Il pm antiterrorismo di Como
«In Italia la prevenzione funziona»

Il procuratore Piacente: «Cellule difficili da intercettare,agiscono con pochi soldi»

«Francia e Belgio sono i Paesi dell’Unione Europea dai quali parte il numero maggiore di “foreign fighters», cioè di coloro che vanno in Siria a combattere a fianco delle milizie del Daesh. Ma l’aspetto più drammatico è la presenza sul territorio dei Paesi dell’Unione delle cosiddette “cellule dormienti”, difficili da intercettare, ramificate e diffuse, pronte a colpire in qualsiasi momento.» Lo ha detto a Voci del Mattino, Radio1 Rai, Nicola Piacente, procuratore della Repubblica di Como, e componente di Codexter, il Comitato permanente di esperti sul terrorismo presso il Consiglio d’Europa.

«Al momento non esistono prove concrete del collegamento fra il flusso dei migranti verso l’Europa e il fenomeno terroristico in sé.
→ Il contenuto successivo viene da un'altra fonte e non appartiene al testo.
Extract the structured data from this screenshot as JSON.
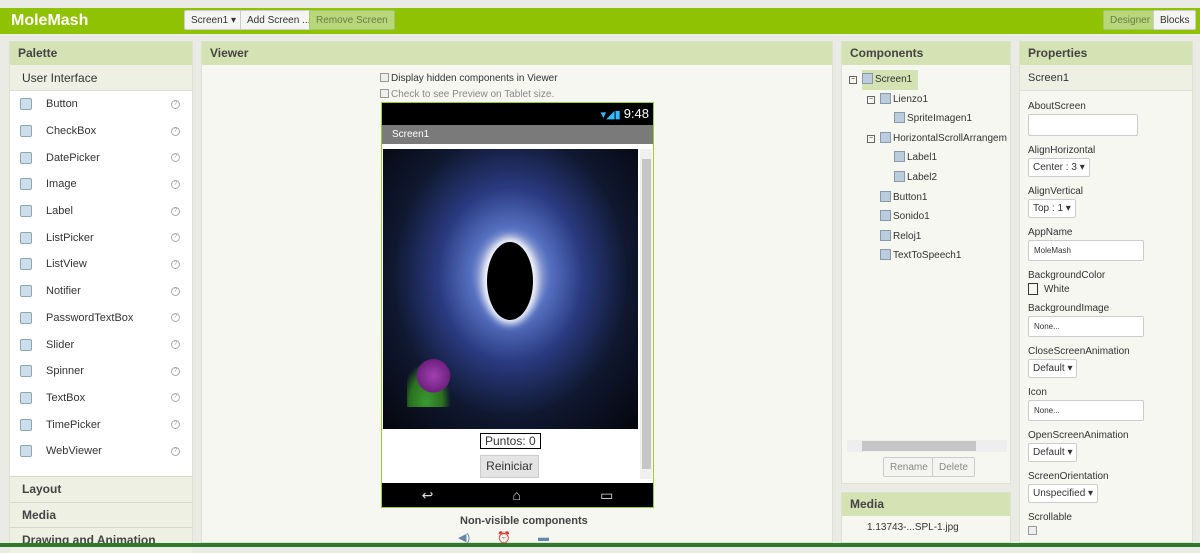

Va detto che in Italia siamo forse il Paese che per quanto riguarda il rapporto popolazione-foreign fighters è investito meno dal fenomeno. E questo è un dato assai significativo. In secondo luogo, la politica di prevenzione del governo, che consente espulsioni di persone sulle quali si siano maturati indizi consistenti circa la loro radicalizzazione, sinora ha dato ottimi risultati». Una lacuna «difficilmente colmabile» secondo il procuratore è l’individuazione delle fonti di finanziamento del terrorismo. «Programmare e portare a termine un attentato - ha osservato il magistrato - costa molto poco in termini finanziari. Quindi non c’è bisogno di un complesso sistema di trasferimento di fondi attraverso canali bancari o finanziari. Una cintura da kamikaze costa poche centinaia di dollari. E questo è un problema serissimo, perché è difficile intercettare il percorso del denaro contante necessario per una singola azione terroristica che costa assai poco». «Diverso, naturalmente - aggiunge - è il discorso riguardante i canali di finanziamento dell’intero apparato, delle intere organizzazioni terroristiche. Lì, purtroppo, a livello europeo scontiamo un deficit di indagine. In questo momento non siamo in possesso di strumenti investigativi e di monitoraggio idonei. Ma non manca una politica europeo di contrasto, perché esiste una normativa-quadro alla quale fanno riferimento tutti i Paesi europei sia in termini di criminalizzazione di condotte “sospette” che in termini di cooperazione giudiziaria. Soprattutto quest’ultima funziona».